# Single Model (Decision Tree) with Label Encoding

### Training

In [3]:
import pandas as pd
import numpy as np
import matplotlib.pyplot as plt
from sklearn.metrics import mean_squared_log_error,mean_squared_error
from sklearn.preprocessing import OneHotEncoder,LabelEncoder
from sklearn.model_selection import train_test_split
from sklearn.tree import DecisionTreeRegressor
%matplotlib inline 

In [4]:
train = pd.read_csv('data download/train.tsv',sep = '\t')
test = pd.read_csv('data download/test.tsv',sep = '\t')

In [5]:
X_data = train.drop(['price','train_id','item_description'],axis = 1)
y_data = train['price']
X_data['category_name'] = X_data['category_name'].fillna(value='not_decided')
X_data['brand_name'] = X_data['brand_name'].fillna(value='unknown')

In [6]:
cat_label = LabelEncoder().fit_transform(X_data['category_name'])
brand_label = LabelEncoder().fit_transform(X_data['brand_name'])

In [7]:
X_data['cat_label'] = cat_label
X_data['brand_label'] = brand_label
X_data = X_data.drop(['name','category_name','brand_name'],axis = 1)

In [9]:
X_train,X_valid,y_train,y_valid = train_test_split(X_data,y_data,test_size = 0.2,random_state = 2)

In [12]:
dt = DecisionTreeRegressor(min_samples_leaf=9).fit(X_train,y_train)
y_pred = dt.predict(X_valid)
train_score = np.sqrt(mean_squared_log_error(y_valid,y_pred))
print('Train score: {}'.format(train_score))

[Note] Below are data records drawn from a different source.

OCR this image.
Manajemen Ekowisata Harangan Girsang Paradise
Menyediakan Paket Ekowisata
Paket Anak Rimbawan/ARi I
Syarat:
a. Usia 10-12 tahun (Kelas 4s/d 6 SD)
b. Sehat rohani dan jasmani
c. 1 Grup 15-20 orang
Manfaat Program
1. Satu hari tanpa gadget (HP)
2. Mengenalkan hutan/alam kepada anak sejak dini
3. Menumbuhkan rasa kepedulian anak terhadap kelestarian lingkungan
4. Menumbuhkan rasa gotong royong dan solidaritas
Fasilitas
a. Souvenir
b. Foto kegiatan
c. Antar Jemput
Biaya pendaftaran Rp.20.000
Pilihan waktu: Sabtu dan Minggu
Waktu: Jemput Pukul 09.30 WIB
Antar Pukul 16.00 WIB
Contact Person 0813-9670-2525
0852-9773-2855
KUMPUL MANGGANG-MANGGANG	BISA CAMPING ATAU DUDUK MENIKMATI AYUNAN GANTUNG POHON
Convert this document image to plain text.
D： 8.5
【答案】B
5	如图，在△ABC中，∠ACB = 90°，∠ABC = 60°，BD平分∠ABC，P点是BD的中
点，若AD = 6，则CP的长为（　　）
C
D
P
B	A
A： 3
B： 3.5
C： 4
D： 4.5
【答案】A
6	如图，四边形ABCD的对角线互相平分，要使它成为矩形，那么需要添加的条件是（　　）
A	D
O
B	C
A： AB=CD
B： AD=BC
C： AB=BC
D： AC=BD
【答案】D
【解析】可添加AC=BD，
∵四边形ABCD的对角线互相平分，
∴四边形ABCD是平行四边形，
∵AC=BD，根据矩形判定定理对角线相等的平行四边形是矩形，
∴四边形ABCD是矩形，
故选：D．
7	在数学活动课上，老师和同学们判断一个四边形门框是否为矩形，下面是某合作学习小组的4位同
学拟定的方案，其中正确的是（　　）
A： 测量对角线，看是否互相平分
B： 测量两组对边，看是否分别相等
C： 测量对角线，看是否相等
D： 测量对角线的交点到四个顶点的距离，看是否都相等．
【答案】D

Train score: 0.5951873136254393


In [13]:
y_pred_train = dt.predict(X_train)
valid_score = np.sqrt(mean_squared_log_error(y_train,y_pred_train))
print('Valid score: {}'.format(valid_score))

Valid score: 0.5794676821235564


### Submission

In [14]:
X_train = train.drop(['train_id','price','item_description'],axis = 1)
y_train = train['price']
X_test = test.drop(['test_id','item_description'],axis = 1)

In [16]:
X_all = pd.concat([X_train,X_test],axis = 0)
X_all['category_name'] = X_all['category_name'].fillna(value='not_decided')
X_all['brand_name'] = X_all['brand_name'].fillna(value='unknown')

In [17]:
cat_label = LabelEncoder().fit_transform(X_all['category_name'])
brand_label = LabelEncoder().fit_transform(X_all['brand_name'])
X_all['cat_label'] = cat_label
X_all['brand_label'] = brand_label
X_all = X_all.drop(['name','category_name','brand_name'],axis = 1)

In [19]:
X_train_labeled = X_all.iloc[:X_train.shape[0],:]
X_test_labeled = X_all.iloc[X_train.shape[0]:,:]

In [20]:
dt = DecisionTreeRegressor(min_samples_leaf=9).fit(X_train_labeled,y_train)
preds = dt.predict(X_test_labeled)
sub = test[['test_id']]
sub['price'] = preds
sub.to_csv('submission.csv',index = False)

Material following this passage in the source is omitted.